Dr. Myles Lennon, Dean’s Assistant Professor of Anthropology and Environment and Society, centers engaged ethnographic research in his scholarship on “solar energy, land stewardship and climate resilience in Black communities.” For instance, he is working with a coalition of Black farmer organizations to pilot a holistic approach to supporting young Black farmers, and he is partnering with a collective of Black and Indigenous land stewards to identify best practices for negotiating the ethical and political tensions of working for decolonial climate resiliency. Embedded in specific places and relationships, he disseminates lessons from his research not only in peer-reviewed articles and a forthcoming book, Subjects of the Sun: Sensing Solar in the Shadows of Racial Capitalism; his scholarly products also include public reports and workshops with organizations working to support Black farmers and climate justice policy. As Paja Faudree, Interim Chair of Anthropology, writes in a letter of support, “the ambition and promise of his work stems from his skills as an ethnographer and critical thinker.” Lennon identifies best practices, analyzes the conceptual and systemic contexts affecting collaborators, captures their transformative frameworks (e.g., in the widely cited article “Decolonizing Energy”) and fosters other connections to advance their goals and a shared research agenda.
One of Lennon’s major partners is Shelterwood Collective, a community of Indigenous, Black and Queer land stewards who live and work on a 900-acre property in Northern California. As part of an ongoing collaborative research project, Lennon developed a paid summer fellowship for undergraduates from Brown, who have participated both in ethnographic research and in land stewardship and forestry projects - an experience they have found deeply meaningful. He also mentors students interested in connecting their academic studies with community issues and partners as the Department of Anthropology’s Director of Undergraduate Student Engagement.
In addition to intentional work with community-based coalitions and networks, Lennon contributes to change efforts within the university. According to Kim Cobb, Lawrence and Barbara Margolis Director of the Institute at Brown for the Environment and Society (IBES), Lennon has been playing “an increasingly important role” in developing the “Equitable Climate Futures” initiative and advancing IBES’ diversity, equity and inclusion goals: “he has much to teach us all about equitable, just approaches to engaged research and how we can best support those within academia.”

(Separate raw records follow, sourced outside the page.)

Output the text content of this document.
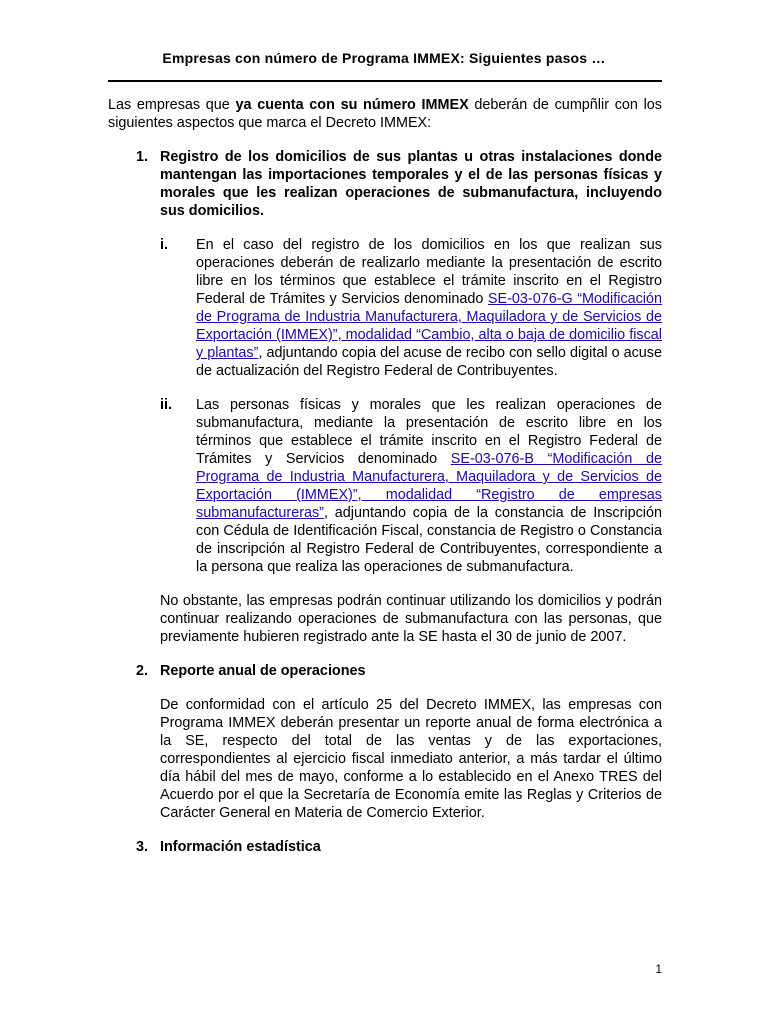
Empresas con número de Programa IMMEX: Siguientes pasos …

Las empresas que ya cuenta con su número IMMEX deberán de cumpñlir con los siguientes aspectos que marca el Decreto IMMEX:

1. Registro de los domicilios de sus plantas u otras instalaciones donde mantengan las importaciones temporales y el de las personas físicas y morales que les realizan operaciones de submanufactura, incluyendo sus domicilios.

i. En el caso del registro de los domicilios en los que realizan sus operaciones deberán de realizarlo mediante la presentación de escrito libre en los términos que establece el trámite inscrito en el Registro Federal de Trámites y Servicios denominado SE-03-076-G “Modificación de Programa de Industria Manufacturera, Maquiladora y de Servicios de Exportación (IMMEX)”, modalidad “Cambio, alta o baja de domicilio fiscal y plantas”, adjuntando copia del acuse de recibo con sello digital o acuse de actualización del Registro Federal de Contribuyentes.

ii. Las personas físicas y morales que les realizan operaciones de submanufactura, mediante la presentación de escrito libre en los términos que establece el trámite inscrito en el Registro Federal de Trámites y Servicios denominado SE-03-076-B “Modificación de Programa de Industria Manufacturera, Maquiladora y de Servicios de Exportación (IMMEX)”, modalidad “Registro de empresas submanufactureras”, adjuntando copia de la constancia de Inscripción con Cédula de Identificación Fiscal, constancia de Registro o Constancia de inscripción al Registro Federal de Contribuyentes, correspondiente a la persona que realiza las operaciones de submanufactura.

No obstante, las empresas podrán continuar utilizando los domicilios y podrán continuar realizando operaciones de submanufactura con las personas, que previamente hubieren registrado ante la SE hasta el 30 de junio de 2007.

2. Reporte anual de operaciones

De conformidad con el artículo 25 del Decreto IMMEX, las empresas con Programa IMMEX deberán presentar un reporte anual de forma electrónica a la SE, respecto del total de las ventas y de las exportaciones, correspondientes al ejercicio fiscal inmediato anterior, a más tardar el último día hábil del mes de mayo, conforme a lo establecido en el Anexo TRES del Acuerdo por el que la Secretaría de Economía emite las Reglas y Criterios de Carácter General en Materia de Comercio Exterior.

3. Información estadística

1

Note: Prior to 2023-24, the Howard R. Swearer Engaged Faculty Awards included separate awards for engaged research and engaged teaching. Beginning in 2023-24, the Vice President for Community Engagement and the Swearer Center will present two annual awards recognizing faculty at Brown whose scholarship (research and/or teaching, as appropriate to their position) engages community partners in reciprocal relationships to co-produce knowledge, high-impact learning experiences and tangible public benefit. One of the two awards is reserved for an early career faculty member.